June 18 (Bloomberg) -- Gevo Inc., a U.S. biofuel producer backed by French oil company Total SA and specialty-chemicals maker Lanxess AG, has resumed production at its only commercial isobutanol plant, which shut down in September. The shares surged the most in five months.
One fermenter at Gevo’s Luverne, Minnesota, plant was restarted last month, and the remaining three will be in production by the end of the year, said Chief Executive Officer Patrick Gruber.
Gevo’s sales plummeted 92 percent in the third quarter from the prior period after contamination issues prompted the Englewood, Colorado-based company to halt isobutanol production at Luverne. The single fermenter isn’t running at full capacity and Gruber wouldn’t say how much of the renewable biofuel it’s making.
When the rest of the fermenters are back in operation “the plant will be fully running normally,” Gruber said in an interview yesterday. “We expect ongoing sales and ramping up in the last quarter.” He declined to provide an output forecast for the year.
Gevo gained 20 percent to $2.07 at the close in New York, the most since Jan. 4.
When the plant opened in May 2012, the company said it would be able to produce as much as a million gallons (3.8 million liters) of isobutanol a month. When it shut down production four months later, Gevo said it needed to adjust the manufacturing process and that output hadn’t reached expected levels. The plant has an estimated annual capacity of 18 million gallons, according to Gevo’s website.
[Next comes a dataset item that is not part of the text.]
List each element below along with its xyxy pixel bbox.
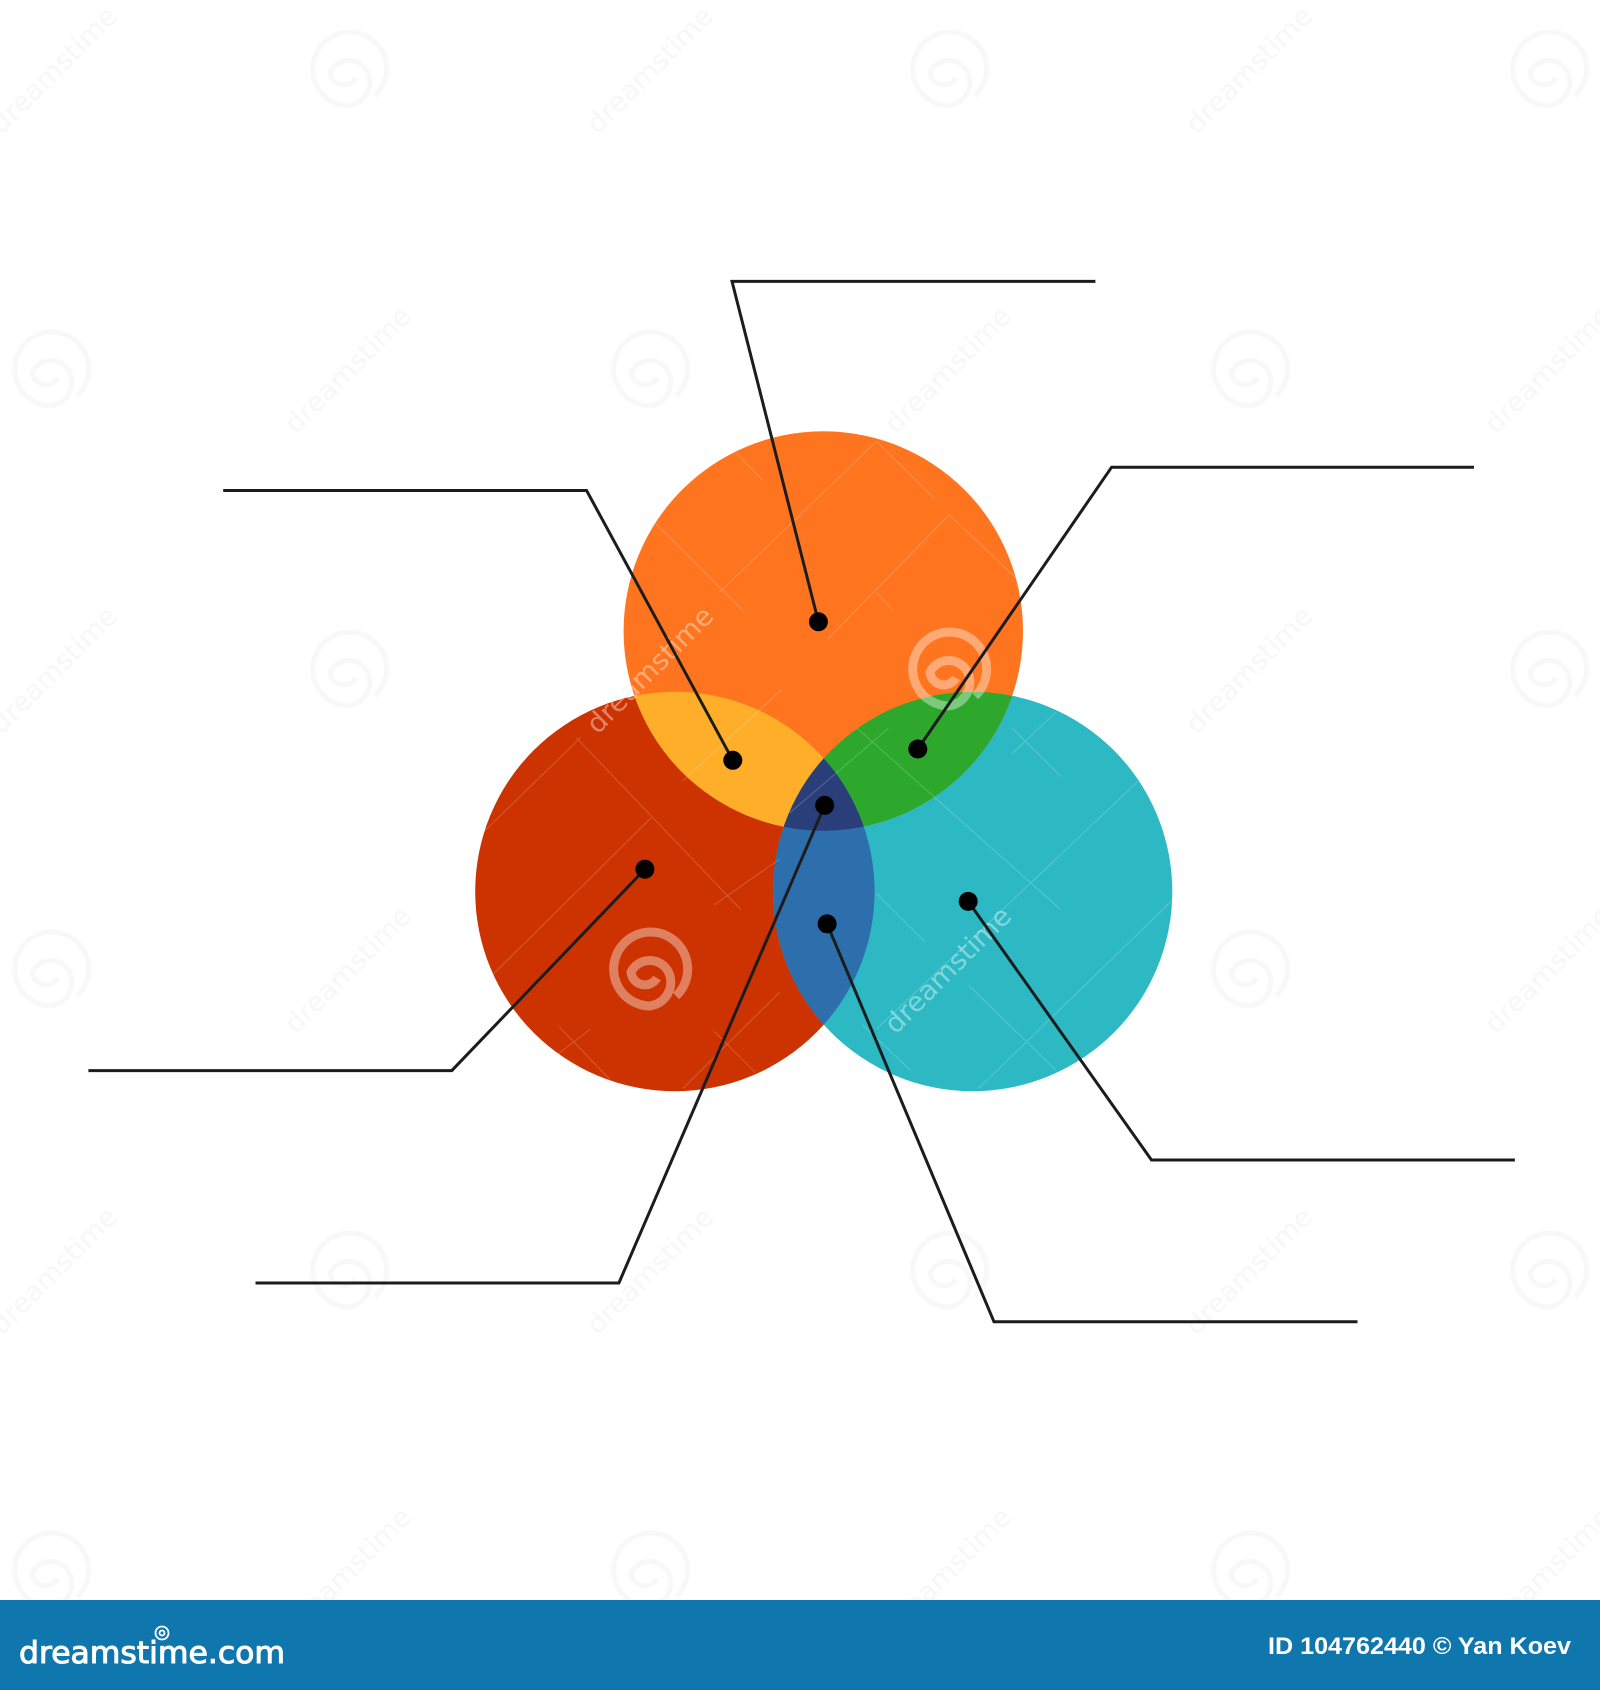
overlap: green, orange and teal bbox=[784, 692, 1012, 827]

The facility is now using the proprietary Gevo Integrated Fermentation Technology system, which separates isobutanol from a “broth” in million-liter fermentation tanks, Gruber said. It wasn’t in use when production was halted in September.
“The reason we shut down wasn’t because the technology didn’t work -- we were hit with a microbial contamination,” Gruber said. “Now we are running our GIFT system the way it was designed.”
The company said last month that isobutanol production would resume in the second half of this year, putting Gevo “slightly ahead of schedule,” Gruber said.
Gevo uses corn and plant waste to make isobutanol, a compound that may be blended with gasoline or converted into hydrocarbon fuels and chemicals.